Sometime later, the General finally moves to Los Angeles with his wife and daughter, settling at a poorly dilapidated house. To build trust with the South Vietnamese community, he decides to open a liquor store. The General shares his concerns with the Captain that there might be a mole in his squad, alarming the Captain. The Captain meets up with the General and Claude (Downey Jr.), and both laugh over a rumor that the Captain might be the mole. When questioned over why he did not get the General out earlier, Claude tells the Captain that he wanted him to take a liking to America and be grateful for his new life opportunity. The Captain also struggles in living with Bon, who has become depressed and a heavy drinker. The Captain decides to frame Major Oanh as the mole, and Bon offers to help him kill Oanh.

==Production==
===Development===
The episode was written by series creators Park Chan-wook and Don McKellar and Naomi Iizuka, and directed by Park. It was Park's second writing credit, McKellar's second writing credit, Iizuka's first writing credit, and Park's second directing credit.

===Writing===
Hoa Xuande said that the episode wanted to explore the ignorance of America during the Vietnam War, particularly over "sides within that conflict." He said that the interview scene "is very telling of how the narrative of the Vietnam War has been very one-sided, very Western-centric for such a long time."

===Filming===
Despite not having enough time to prepare, Sandra Oh and Hoa Xuande didn't struggle in building chemistry for their characters' sexual relationship. Oh explained, "For me as an actor, chemistry is about being able to listen. You're able to listen, you're able to follow and you know how to play tennis. You know how to dance. Hoa is in, I think, every single scene of the show so he didn't have any time to kind of hang out. So it was just about being an open and willing fellow actor to really listen and be willing to dance."

==Reception==
===Viewers===
The episode was watched by 0.147 million viewers, earning a 0.02 in the 18-49 rating demographics on the Nielson ratings scale. This means that 0.02 percent of all households with televisions watched the episode. This was a 28% decrease in viewership from the previous episode, which was watched by 0.206 million viewers with a 0.04 in the 18-49 demographic.

===Critical reviews===
"Good Little Asian" received positive reviews from critics. Tom Philip of The A.V. Club gave the episode a "B" grade and wrote, "The first episode of The Sympathizer felt, in many ways like a prologue. That's doubled down in episode two, where the plot starts growing tendrils that won't bloom for another few weeks and our major players are brought more firmly into focus. I said the series premiere had an air of “previously on” about it, and while the pacing of the scenes in episode two remains rapid, “Good Little Asian” lays down the groundwork for the next few hours of storytelling."

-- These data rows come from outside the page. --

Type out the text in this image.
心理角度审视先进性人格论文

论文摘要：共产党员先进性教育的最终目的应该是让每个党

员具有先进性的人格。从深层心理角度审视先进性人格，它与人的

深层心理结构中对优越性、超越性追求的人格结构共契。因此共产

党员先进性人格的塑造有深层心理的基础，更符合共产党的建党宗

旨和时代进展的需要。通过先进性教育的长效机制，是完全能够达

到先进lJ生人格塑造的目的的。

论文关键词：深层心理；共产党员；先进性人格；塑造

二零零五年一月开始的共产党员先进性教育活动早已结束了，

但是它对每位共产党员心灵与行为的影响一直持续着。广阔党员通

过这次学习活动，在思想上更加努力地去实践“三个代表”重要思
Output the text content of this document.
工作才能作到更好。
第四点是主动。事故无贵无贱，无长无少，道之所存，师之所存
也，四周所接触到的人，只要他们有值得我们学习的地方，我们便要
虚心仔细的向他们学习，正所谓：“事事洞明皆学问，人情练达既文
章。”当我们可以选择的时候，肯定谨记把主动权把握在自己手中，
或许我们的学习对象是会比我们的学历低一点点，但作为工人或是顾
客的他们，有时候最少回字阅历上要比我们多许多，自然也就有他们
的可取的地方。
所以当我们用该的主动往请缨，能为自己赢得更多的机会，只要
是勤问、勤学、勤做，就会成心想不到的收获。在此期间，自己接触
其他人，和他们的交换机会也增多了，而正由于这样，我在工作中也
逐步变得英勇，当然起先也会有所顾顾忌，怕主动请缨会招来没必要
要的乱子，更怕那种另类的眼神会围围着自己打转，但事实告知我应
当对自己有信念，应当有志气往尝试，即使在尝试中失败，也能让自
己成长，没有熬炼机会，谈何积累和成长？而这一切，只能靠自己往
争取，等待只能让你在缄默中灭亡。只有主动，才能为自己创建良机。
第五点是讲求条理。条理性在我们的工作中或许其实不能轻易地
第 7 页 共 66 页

Terry Nguyen of Vulture gave the episode a 4 star rating out of 5 and wrote, "The second episode swiftly departs from the mood of heightened melodrama that colored the last climactic scene. It is better paced and more tonally consistent than the premiere, with just the right amount of explanatory voiceover."

Fletcher Peters of The Daily Beast wrote, "The Sympathizer has touched down in America. Following the end of last week's premiere episode, Captain is now Stateside, having barely made it onto the airplane out of Vietnam as Saigon fell." Josh Rosenberg of Esquire wrote, "It's a decent save until the General orders him to kill the presumably innocent Major. Kill a guy for handing out candy? Maybe it’s time for the Captain to figure out how to transition out of the spy game."